Matei’s eyes went from one man to the other.
“And the rest of you?”
Brisk nods from all of them. Probably they were just glad he was nearly finished talking.
“Let’s do our job,” he said.
They hefted their rifles against their sides and fell in line behind him. But Matei was not yet through giving orders. As he led the group up the short passage to the wall panel, he radioed the Rezvani on the east drive over his headset. He was certain of what the bastards in the garage were up to and wanted to arrange a little surprise for them.
At the false wall, Matei turned and reached for one of two stone posts in front of it. The wall slid back on unseen tracks, opening up a passageway that ran on straight ahead through the dimness for several yards before bifurcating like the tongue of a snake. At the split, the group broke into two teams, Krask racing off to the left with his group, and Matei veering to the right with his, leading them down the corridor at a full run.
One hell of a night , he thought. And it wasn’t even close to being over.
The immense torture chamber of Count Graguscu smelled of dampness, mold, and infused mineral deposits. Long gone were the breast rippers, cavaletto , and Judas cradle with which the count once inflicted horrific pain on the wives, lovers, and many others he suspected of a thousand different betrayals. Gone too were the rack, breaking wheel, and thumbscrews he had used to extract confessions from his accused enemies. But there were still thick, rusty chains of indeterminate age hanging from the high, vaulted ceiling, and round iron gratings on the floor still covered the entrances to three deep cells, or oubliettes, where prisoners were once left to rot at the old aristocrat’s suspicious whims. Scabbed with whitish deposits of sediment, the chamber walls were originally done in rough-hewn granite. But if Wheeler’s information was right, not all were original, and some weren’t actually walls.

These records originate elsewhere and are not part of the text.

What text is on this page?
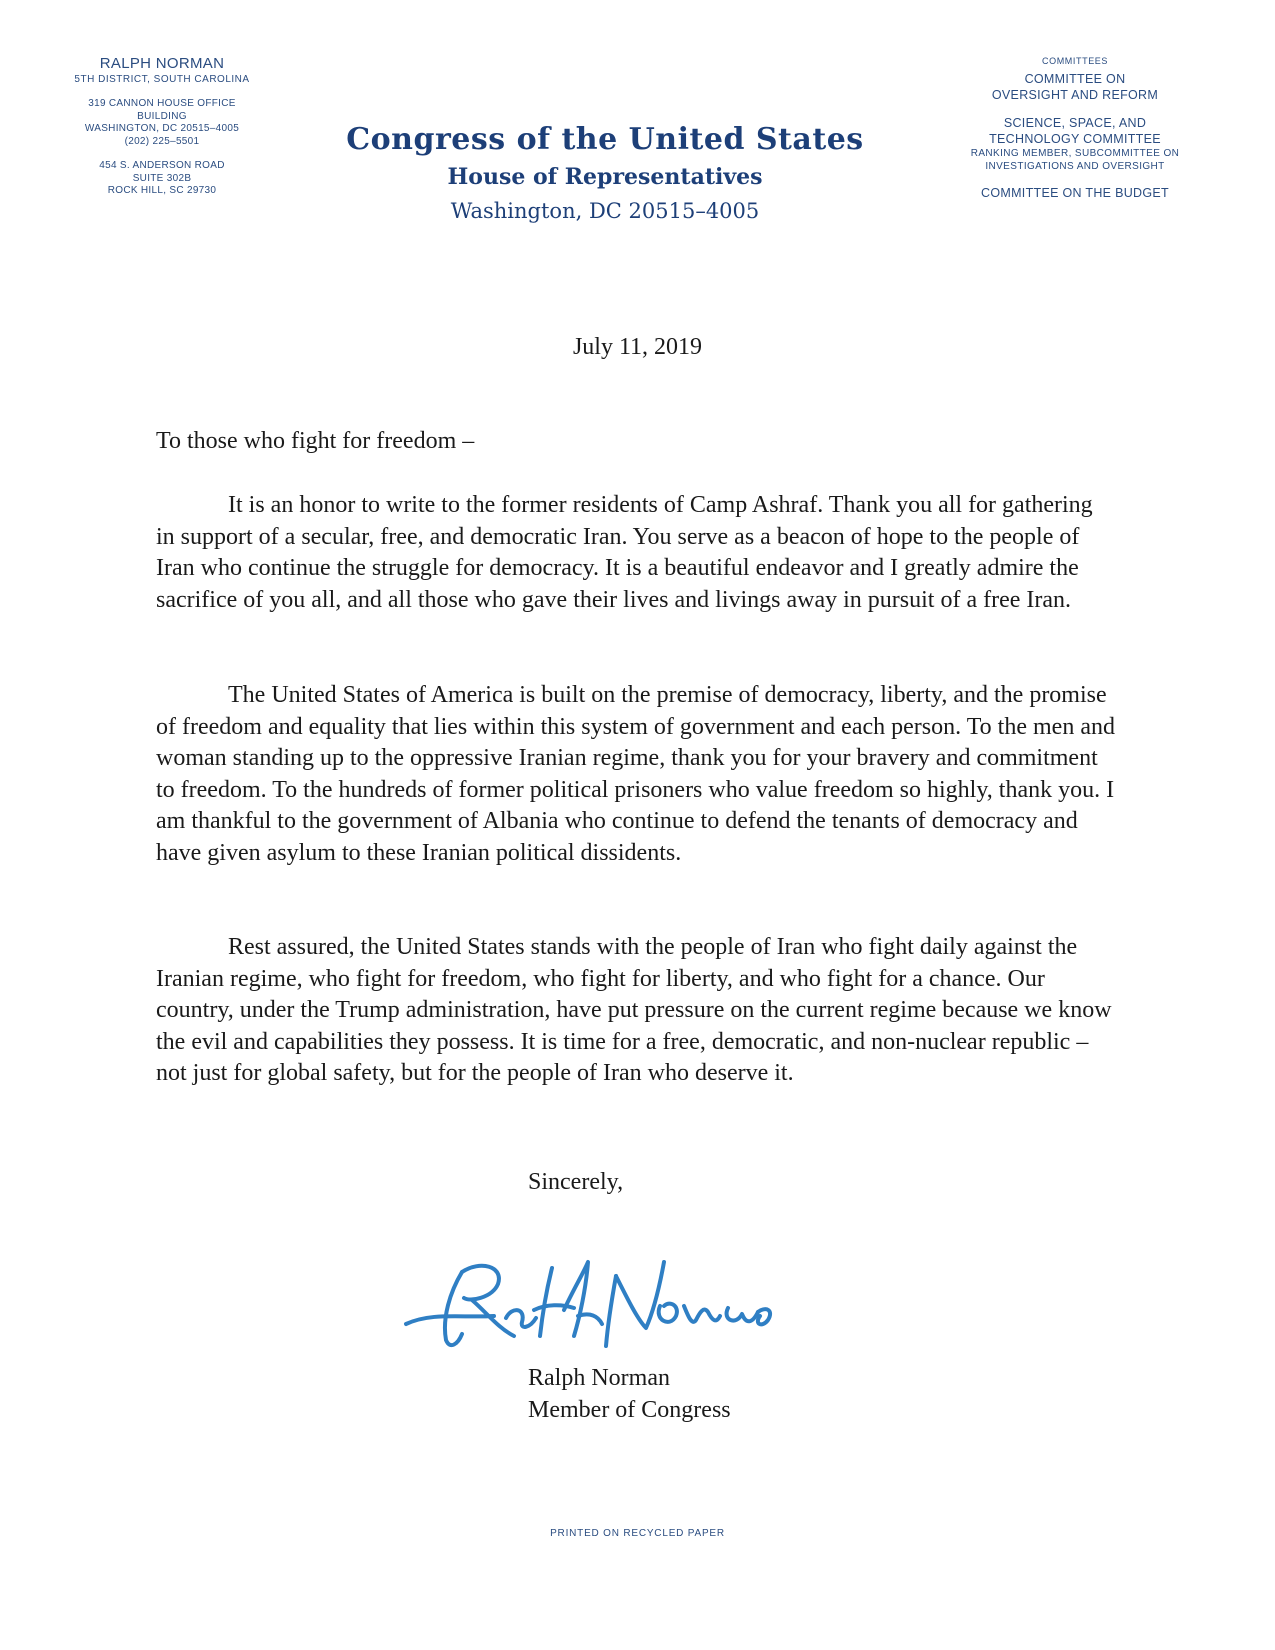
RALPH NORMAN
5TH DISTRICT, SOUTH CAROLINA
319 CANNON HOUSE OFFICE BUILDING
WASHINGTON, DC 20515–4005
(202) 225–5501
454 S. ANDERSON ROAD
SUITE 302B
ROCK HILL, SC 29730
Congress of the United States
House of Representatives
Washington, DC 20515–4005
COMMITTEES
COMMITTEE ON
OVERSIGHT AND REFORM
SCIENCE, SPACE, AND
TECHNOLOGY COMMITTEE
RANKING MEMBER, SUBCOMMITTEE ON
INVESTIGATIONS AND OVERSIGHT
COMMITTEE ON THE BUDGET
July 11, 2019
To those who fight for freedom –

It is an honor to write to the former residents of Camp Ashraf. Thank you all for gathering in support of a secular, free, and democratic Iran. You serve as a beacon of hope to the people of Iran who continue the struggle for democracy. It is a beautiful endeavor and I greatly admire the sacrifice of you all, and all those who gave their lives and livings away in pursuit of a free Iran.

The United States of America is built on the premise of democracy, liberty, and the promise of freedom and equality that lies within this system of government and each person. To the men and woman standing up to the oppressive Iranian regime, thank you for your bravery and commitment to freedom. To the hundreds of former political prisoners who value freedom so highly, thank you. I am thankful to the government of Albania who continue to defend the tenants of democracy and have given asylum to these Iranian political dissidents.

Rest assured, the United States stands with the people of Iran who fight daily against the Iranian regime, who fight for freedom, who fight for liberty, and who fight for a chance. Our country, under the Trump administration, have put pressure on the current regime because we know the evil and capabilities they possess. It is time for a free, democratic, and non-nuclear republic – not just for global safety, but for the people of Iran who deserve it.

Sincerely,
Ralph Norman
Member of Congress
PRINTED ON RECYCLED PAPER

The question for him was only which were which?
He pressed his Wally through-the-wall-sensor device against the chamber’s stone side like a doctor holding a stethoscope to a patient’s chest. He’d picked the wall to his right going through the archway, only because he needed to start somewhere. But he could just as well have started on the left. Back at Janus, Carmody had insisted that the inside of their castle mock-up be rearranged before each mission rehearsal. Walls, corners, halls, and stairways were repeatedly moved from one place to another. The interior layout of the real place had loomed as a dangerous unknown, and he hadn’t wanted the men getting false ideas of what to expect. If a member of the team thought for a moment that something was where it wasn’t or wasn’t where it was, he could get himself and his teammates killed for a simple misstep.